Twenty-five years in all, to be exact, half the agency’s existence. And during that time, she has become an indispensable advocate for the local deaf community.
change for the better
With all the technological advances and the rights of deaf people, Jeanette Boice, deaf from birth, now considers hearing and deaf people as equals. But she said that’s not always the case.
With Reyes, who learned sign language before she learned to speak, deftly serving as an interpreter in a five-person conversation, Boice discussed some of the changes she’s seen in her life.
For one, signing was discouraged as a child at Pennsylvania School for the Deaf.
“They forced us to read lips,” she said. “We weren’t allowed to use sign language. We would be hit with the leaders on our hands if we signed, until 1971 when there was a protest against the need for full disclosure. Then it got a lot better.
Boice leads a busy, productive and integrated life. When her eldest son tragically died in a domestic accident, it inspired her to take an active role in helping the local deaf community. She taught American Sign Language at Reading Area Community College for over 20 years and spends countless hours helping out in the BDHHS office, where she serves on the board of trustees and chaired the 50th anniversary committee.
A night to remember
Boice was instrumental in organizing the 50th anniversary gala held June 3 at Crowne Plaza Reading in Wyomissing, where Danowski received a 1968 dime necklace in recognition of his contributions to the agency.
“A legend in her own way and in her time – that’s Marge Danowski,” said agency member AbbySue Schappell by way of introduction.
State Senator Judy Schwank spoke, as did Elizabeth Hill, president of the Pennsylvania Society for Advancement of the Deaf.

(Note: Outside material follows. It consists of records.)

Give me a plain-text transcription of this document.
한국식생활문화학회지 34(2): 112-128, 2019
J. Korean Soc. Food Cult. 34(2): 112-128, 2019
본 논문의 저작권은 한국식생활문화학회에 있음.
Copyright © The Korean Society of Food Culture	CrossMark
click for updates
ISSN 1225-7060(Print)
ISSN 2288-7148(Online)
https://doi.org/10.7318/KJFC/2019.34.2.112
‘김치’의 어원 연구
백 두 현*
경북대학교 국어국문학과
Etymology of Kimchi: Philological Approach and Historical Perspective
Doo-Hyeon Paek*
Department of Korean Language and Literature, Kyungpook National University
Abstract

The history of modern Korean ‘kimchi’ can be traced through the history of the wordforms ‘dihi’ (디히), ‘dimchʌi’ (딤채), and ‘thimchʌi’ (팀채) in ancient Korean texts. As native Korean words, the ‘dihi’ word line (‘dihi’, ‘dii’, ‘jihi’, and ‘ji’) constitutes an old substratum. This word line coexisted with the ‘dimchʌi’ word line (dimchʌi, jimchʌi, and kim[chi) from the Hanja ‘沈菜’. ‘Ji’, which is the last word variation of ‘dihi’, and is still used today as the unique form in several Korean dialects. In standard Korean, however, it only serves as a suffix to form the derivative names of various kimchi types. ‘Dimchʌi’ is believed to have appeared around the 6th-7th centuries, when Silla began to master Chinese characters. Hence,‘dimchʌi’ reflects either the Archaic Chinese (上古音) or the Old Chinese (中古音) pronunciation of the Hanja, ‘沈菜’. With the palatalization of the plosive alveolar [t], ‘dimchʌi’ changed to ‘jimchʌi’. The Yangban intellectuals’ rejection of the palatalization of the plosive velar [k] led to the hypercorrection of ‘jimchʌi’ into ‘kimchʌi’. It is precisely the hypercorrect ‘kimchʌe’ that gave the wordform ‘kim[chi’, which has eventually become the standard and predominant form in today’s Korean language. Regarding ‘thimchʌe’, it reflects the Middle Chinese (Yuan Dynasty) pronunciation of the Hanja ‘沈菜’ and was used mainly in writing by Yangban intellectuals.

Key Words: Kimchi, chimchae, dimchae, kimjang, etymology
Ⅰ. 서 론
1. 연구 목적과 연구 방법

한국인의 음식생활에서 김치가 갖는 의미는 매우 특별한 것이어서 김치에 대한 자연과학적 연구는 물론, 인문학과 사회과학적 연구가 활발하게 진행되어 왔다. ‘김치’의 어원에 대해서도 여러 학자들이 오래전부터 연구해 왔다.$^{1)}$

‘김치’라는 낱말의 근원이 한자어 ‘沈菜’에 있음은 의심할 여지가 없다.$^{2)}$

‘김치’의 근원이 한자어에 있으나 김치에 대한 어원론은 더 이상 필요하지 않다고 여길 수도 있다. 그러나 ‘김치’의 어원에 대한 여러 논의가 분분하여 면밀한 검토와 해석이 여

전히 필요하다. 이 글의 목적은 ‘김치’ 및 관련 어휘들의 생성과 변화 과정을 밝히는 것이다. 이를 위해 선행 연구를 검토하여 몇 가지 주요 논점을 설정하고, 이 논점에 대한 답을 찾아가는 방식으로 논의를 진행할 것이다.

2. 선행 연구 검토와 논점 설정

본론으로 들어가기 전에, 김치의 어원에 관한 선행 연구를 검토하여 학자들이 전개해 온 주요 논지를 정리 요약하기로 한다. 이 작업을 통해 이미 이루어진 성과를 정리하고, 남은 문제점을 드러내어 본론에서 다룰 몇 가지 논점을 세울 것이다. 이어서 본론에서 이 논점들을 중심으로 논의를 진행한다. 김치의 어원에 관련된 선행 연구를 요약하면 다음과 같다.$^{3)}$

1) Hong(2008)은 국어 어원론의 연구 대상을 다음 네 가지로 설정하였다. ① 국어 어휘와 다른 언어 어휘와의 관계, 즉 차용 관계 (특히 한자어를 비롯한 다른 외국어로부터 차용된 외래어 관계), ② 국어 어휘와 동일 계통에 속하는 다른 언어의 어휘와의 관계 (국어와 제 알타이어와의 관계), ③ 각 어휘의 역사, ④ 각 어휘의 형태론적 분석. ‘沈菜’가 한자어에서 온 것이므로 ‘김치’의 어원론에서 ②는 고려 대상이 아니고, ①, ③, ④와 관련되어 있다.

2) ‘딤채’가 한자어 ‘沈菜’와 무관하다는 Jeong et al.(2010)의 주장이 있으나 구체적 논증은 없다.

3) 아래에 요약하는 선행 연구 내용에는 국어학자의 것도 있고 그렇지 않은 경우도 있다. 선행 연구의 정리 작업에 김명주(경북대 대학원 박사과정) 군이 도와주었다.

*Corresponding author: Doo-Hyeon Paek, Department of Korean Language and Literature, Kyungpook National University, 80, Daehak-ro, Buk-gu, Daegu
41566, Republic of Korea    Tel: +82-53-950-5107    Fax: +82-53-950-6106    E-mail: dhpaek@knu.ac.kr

And in telling their stories of perseverance, four high achievers from the local deaf community inspired: Carolyn Kertell Kirkpatrick, former Miss Deaf Reading and Miss Deaf Pennsylvania and former chair of the BDHHS board of directors; Kadie Trauger, who has cochlear implants and battles Usher syndrome; Kevin Steffy, who is Deputy Administrator of Technology for the State of Maryland; and Kathy Hartman, former chair of the board who retired in 2014 after 26 years as an administrative assistant at National Penn Bank.
But the spotlight shone most on the person who helped activate these four speakers: Marge Danowski.
“All my kids were there,” Danowski said, “and they said, ‘Mom, look what a legacy you left. “
Bradley Stewart, the agency’s director of human resources, said there are still plenty of inspiring stories to come.
“I think it’s important for us to continue to grow and connect with younger generations so they know our agency is here to serve them, and to continue bringing people interested in helping the deaf community and to advocate for them to get involved and help us with this mission,” he said. “I can say from my perspective that I have never worked with a group of people so passionate about this they do and the people they serve.”